Don’t we do that? We search one another or ourselves, hoping to discover something that doesn’t measure up, as if we were going to win an award for it. We are a people who seek to please the eyes and the senses in all kinds of ways. We are drawn to bright, shiny objects and easily distracted by the seemingly perfect image. We crave the new and tend to toss out the old and out-dated.
People often announce themselves or introduce themselves based on their titles and talents, usually with a perfectly designed representation in order to impress and attract others (Look over here, I am, I am, I am, I am, I am…).
I began to think about a baby born in a manger.
There once was a King who was born into the most humble of circumstances. Upon birth, this King was surrounded with the stench of a barn and in the company of the barn residents. His parents were surrounded by controversy and scrutiny, though they held fast to their faith. That same King was laid in a manger after His birth. He did not live in luxury with the finest garments and servants to tend to every need. He didn’t have great beauty, the finest of things, or exalt Himself during His ministry. He was not concerned with posing for the perfect picture or carefully curating His speeches. He was not interested in impressing and attracting others with adornments or titles. He was a man of modest means.
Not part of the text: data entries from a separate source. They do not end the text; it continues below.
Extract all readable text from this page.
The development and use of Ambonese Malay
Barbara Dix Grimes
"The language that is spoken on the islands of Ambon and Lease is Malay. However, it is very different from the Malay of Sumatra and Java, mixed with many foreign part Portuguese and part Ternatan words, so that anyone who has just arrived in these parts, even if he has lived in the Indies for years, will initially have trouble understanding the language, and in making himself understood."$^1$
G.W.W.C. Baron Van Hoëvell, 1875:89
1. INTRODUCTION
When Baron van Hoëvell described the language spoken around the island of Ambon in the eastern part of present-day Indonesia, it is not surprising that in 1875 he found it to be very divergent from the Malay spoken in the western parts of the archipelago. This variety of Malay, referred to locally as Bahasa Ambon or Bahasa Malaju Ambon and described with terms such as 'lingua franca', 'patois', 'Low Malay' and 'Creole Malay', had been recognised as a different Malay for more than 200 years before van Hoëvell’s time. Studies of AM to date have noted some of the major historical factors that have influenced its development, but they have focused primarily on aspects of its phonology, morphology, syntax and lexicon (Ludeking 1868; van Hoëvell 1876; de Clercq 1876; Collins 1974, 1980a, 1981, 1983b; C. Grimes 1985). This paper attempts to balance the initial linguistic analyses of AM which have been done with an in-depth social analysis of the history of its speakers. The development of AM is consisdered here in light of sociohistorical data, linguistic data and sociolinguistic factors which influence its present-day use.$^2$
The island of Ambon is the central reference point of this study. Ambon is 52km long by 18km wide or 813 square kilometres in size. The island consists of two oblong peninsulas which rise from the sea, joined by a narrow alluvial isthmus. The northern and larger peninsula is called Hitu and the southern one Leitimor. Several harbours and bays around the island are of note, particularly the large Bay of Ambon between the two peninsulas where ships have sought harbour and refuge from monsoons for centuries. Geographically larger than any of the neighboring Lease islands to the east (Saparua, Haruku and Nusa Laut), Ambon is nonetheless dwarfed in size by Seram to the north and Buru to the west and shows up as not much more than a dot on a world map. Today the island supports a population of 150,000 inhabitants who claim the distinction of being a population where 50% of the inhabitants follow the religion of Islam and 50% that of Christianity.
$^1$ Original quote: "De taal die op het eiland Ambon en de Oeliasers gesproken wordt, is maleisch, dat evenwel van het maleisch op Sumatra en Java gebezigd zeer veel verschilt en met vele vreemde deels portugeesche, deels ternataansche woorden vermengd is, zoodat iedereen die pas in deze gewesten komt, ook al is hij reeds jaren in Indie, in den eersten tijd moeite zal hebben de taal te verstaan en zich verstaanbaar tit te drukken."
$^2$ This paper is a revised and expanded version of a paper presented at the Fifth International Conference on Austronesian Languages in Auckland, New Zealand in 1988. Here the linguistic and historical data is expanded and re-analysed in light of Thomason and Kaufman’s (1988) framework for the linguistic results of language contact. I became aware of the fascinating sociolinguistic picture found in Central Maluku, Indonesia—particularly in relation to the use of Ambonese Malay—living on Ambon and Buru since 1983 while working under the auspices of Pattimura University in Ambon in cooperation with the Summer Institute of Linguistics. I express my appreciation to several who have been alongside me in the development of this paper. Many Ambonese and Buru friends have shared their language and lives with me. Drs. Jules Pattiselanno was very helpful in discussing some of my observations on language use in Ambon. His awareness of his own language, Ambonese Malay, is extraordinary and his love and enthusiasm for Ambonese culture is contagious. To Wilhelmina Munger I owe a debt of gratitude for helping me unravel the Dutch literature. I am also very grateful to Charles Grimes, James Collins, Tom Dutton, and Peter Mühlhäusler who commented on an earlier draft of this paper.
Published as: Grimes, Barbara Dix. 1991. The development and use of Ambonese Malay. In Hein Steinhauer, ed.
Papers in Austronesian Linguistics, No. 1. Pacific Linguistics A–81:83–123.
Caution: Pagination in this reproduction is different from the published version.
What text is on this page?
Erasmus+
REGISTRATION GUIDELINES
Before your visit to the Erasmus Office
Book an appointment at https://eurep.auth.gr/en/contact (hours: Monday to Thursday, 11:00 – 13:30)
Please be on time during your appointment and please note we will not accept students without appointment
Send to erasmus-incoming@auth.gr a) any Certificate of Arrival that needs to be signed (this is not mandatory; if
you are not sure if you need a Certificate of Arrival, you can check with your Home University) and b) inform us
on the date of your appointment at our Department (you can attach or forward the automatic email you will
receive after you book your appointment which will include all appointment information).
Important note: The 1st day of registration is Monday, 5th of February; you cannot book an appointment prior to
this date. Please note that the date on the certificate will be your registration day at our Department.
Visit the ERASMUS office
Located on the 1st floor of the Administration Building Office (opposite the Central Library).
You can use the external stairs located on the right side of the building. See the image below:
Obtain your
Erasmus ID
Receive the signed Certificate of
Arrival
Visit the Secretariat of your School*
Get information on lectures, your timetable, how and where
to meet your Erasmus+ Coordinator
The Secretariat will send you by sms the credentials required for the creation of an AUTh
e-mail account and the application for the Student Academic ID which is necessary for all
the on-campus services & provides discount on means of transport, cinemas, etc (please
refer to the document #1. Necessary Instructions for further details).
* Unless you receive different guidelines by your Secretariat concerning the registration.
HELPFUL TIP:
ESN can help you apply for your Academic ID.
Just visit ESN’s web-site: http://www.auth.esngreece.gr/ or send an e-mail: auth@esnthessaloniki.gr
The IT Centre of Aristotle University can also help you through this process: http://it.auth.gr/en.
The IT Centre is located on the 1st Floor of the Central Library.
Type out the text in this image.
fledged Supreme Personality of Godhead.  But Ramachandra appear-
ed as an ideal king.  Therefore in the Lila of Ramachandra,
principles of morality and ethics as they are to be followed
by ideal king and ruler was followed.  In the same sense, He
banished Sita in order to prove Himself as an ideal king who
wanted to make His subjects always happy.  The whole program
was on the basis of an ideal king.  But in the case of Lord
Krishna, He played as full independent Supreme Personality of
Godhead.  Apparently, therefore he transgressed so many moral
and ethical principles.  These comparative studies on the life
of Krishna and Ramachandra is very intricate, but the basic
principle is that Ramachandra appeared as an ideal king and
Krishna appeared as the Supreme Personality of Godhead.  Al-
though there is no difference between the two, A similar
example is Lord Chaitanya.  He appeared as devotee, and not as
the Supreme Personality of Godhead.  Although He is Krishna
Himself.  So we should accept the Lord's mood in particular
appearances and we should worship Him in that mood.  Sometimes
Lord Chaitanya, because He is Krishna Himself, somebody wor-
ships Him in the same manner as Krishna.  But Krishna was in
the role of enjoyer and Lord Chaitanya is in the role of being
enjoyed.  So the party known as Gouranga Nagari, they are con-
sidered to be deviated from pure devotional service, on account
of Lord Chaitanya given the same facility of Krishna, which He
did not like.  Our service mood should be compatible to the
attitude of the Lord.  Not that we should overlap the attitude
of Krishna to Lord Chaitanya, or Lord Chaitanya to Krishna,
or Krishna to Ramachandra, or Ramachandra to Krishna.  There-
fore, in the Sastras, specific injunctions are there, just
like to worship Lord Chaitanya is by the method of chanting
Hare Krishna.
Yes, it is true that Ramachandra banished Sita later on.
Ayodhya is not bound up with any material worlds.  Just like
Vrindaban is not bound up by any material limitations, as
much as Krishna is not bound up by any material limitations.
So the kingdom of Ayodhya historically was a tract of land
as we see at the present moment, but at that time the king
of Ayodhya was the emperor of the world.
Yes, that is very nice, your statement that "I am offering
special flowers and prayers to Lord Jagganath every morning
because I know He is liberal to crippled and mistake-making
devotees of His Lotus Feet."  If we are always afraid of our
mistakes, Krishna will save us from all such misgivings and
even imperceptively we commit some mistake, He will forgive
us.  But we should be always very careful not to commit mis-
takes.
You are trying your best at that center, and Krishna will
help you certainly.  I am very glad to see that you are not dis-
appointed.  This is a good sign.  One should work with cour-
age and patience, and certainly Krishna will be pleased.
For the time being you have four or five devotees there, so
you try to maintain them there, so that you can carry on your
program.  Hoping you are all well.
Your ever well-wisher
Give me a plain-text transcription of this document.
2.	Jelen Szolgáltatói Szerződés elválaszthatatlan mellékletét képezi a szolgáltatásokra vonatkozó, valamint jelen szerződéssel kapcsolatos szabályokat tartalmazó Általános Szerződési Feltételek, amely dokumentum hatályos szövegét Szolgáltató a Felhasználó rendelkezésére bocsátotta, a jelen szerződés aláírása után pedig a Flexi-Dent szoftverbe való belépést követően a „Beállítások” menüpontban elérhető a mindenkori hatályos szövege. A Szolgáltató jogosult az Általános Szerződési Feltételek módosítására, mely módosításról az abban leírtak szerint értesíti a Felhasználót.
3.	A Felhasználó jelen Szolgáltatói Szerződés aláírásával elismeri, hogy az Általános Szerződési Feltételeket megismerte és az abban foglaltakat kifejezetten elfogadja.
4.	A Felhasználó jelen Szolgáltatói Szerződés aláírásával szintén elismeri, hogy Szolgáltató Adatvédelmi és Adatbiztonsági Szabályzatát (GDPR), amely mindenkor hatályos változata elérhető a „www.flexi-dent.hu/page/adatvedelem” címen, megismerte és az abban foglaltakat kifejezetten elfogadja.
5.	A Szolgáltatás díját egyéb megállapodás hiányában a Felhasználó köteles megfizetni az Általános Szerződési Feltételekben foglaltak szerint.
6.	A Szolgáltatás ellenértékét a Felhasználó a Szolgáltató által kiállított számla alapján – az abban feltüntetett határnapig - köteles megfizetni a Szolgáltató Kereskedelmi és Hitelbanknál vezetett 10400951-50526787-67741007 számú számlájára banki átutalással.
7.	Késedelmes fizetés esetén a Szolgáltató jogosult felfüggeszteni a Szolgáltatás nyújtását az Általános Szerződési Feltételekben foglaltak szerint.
He grew up before him like a tender shoot, and like a root out of dry ground. He had no beauty or majesty to attract us to him, nothing in his appearance that we should desire him.
No, the King was not worried about the outward, how things looked, or whether or not anyone would find fault in Him. This King was the One who came to serve, minister compassion, and walk in humility. He rode into town on a donkey and walked out with splintered wood on His shoulders.
This King was beaten, whipped, and bruised though He had done nothing wrong. This innocent King was forced to carry the splintered wood that would become His deathbed. For all intents and purposes, His life from birth until death is one of lowly circumstances and profound levels of humility.
The Great I AM gave up His throne, His lofty position, in order to reconcile us to Himself.
So, as I made the changes to the flaws and imperfections that were within my control, I decided I was going to let the rest go. A revision was made and I walked away from it praying that the will of God would play out no matter what. Whatever ambitions and goals I may have for myself do not matter in the least if the will of God is not involved. Nothing apart from Him is going to last.
I was drawn back to why I am even sharing my journey in the first place and it has nothing to do with an image, a title, the need for recognition, or even an attempt to walk in false humility.
The truth is, I fell in love with the baby in a manger, the King who carried my cross and allowed Himself to be nailed there. I fell in love with a humble Servant, not because He was lofty or pleased the senses. I fell in love with a humble Servant because of His great love for us.
1 John 4:19
We love because He first loved us.
I am not interested in perfection or an image. I have had some impressive titles in my day and, in the big picture, those titles means nothing. I have already learned some hard lessons of how things go apart from Him; when I seek my own will or chase after a call on my life that was not actually ordained by Him I will walk into ruin.
In the midst of all the flaws and imperfections, I made the most beautiful discovery…
I am in my Lord and He is the I AM in me.